How to Destroy Your Own Economy: Switzerland Version

About 9.1 million people live in Switzerland — approaching too many, for many Swiss people. On Sunday, the country will vote on whether to take measures to cap its growing population at 10 million.
The result could have huge implications for the Swiss economy — and for the composition of the country for decades to come.
If voters approve the initiative, it could reshape a rapidly aging country that depends heavily on talented foreign workers. Business leaders warn it could cause critical labor shortages over the next 15 years, when as many as half of Swiss workers are set to retire.
The right-wing party that proposed the cap, the Swiss People’s Party, predicts it will help clear traffic jams and soothe high housing costs, while preserving the country’s language traditions and agrarian roots.
Switzerland’s seven-member governing council, which includes two representatives from the People’s Party, officially opposes the measure. It commissioned a Swiss consulting firm, Demografik, to predict how a population cap would change the country. The firm modeled a scenario in which Switzerland’s population reached 10 million in 15 years, and its government was then required to make drastic moves to bring it back down.
The firm found those measures could have wrenching effects on Switzerland’s society and its economy, and on the country’s relationship with its neighbors in Europe. The measure’s sponsors reject those findings, claiming most migrants are not actually filling high-demand, specialist jobs.

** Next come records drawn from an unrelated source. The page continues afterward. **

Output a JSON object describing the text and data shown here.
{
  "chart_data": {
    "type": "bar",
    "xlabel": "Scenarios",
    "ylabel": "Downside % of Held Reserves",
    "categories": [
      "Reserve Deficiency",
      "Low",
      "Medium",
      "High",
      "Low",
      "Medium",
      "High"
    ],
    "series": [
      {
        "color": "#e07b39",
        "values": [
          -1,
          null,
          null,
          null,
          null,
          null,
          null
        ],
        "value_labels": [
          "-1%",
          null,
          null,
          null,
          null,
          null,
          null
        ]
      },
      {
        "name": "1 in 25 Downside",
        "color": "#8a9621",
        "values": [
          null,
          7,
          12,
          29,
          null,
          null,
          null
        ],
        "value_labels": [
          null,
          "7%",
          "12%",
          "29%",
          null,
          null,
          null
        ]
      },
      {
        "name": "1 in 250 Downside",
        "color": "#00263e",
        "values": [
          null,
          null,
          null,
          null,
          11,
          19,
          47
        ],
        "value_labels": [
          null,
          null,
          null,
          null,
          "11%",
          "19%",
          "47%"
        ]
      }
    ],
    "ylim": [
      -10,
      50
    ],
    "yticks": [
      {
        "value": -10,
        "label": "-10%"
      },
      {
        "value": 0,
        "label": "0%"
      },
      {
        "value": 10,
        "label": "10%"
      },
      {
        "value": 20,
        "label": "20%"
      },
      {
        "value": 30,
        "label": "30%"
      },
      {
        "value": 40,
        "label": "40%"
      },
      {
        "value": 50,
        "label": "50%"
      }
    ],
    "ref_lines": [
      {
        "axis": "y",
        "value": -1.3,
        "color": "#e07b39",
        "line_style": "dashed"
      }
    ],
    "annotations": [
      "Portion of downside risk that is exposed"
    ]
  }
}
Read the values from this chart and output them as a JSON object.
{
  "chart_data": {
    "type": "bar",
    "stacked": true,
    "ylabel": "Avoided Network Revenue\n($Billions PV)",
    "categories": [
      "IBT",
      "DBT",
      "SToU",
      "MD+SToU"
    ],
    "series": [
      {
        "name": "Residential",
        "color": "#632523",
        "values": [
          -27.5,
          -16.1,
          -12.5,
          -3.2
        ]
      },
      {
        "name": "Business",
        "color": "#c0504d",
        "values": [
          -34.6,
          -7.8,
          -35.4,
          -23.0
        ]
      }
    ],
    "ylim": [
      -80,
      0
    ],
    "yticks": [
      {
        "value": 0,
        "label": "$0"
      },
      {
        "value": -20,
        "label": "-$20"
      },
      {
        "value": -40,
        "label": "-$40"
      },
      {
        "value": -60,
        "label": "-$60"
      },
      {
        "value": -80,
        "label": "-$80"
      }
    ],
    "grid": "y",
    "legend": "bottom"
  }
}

Now, you might say, “oh well, the Swiss are like other Europeans and hate Muslims.” Well, yes, but that’s not really the issue here.
Based on historical trends, most of the people barred from moving to Switzerland would be other Europeans — as opposed to asylum seekers from the Middle East, Africa or elsewhere, against whom many European countries saw a backlash. That’s the nature of Swiss migration: It has largely come from neighboring countries, like Italy and Germany.
Some residents complain migration has threatened their way of life by, for example, replacing the sounds of Swiss German in town squares with the “high German” that is spoken in Germany. And the Swiss People’s Party has complained that Muslim immigrants threaten “our Western values,” even though the number of newcomers from Muslim-majority countries is outstripped by those from other parts of Europe.
Switzerland currently has an agreement with the European Union that allows for free movement between Switzerland and its neighbors. The cap could force it to terminate that deal if the population exceeds 10 million, which would in turn endanger its other pacts with the E.U.
I mean, keeping the Prussians out of your pure German….now that’s some cultural conservatism.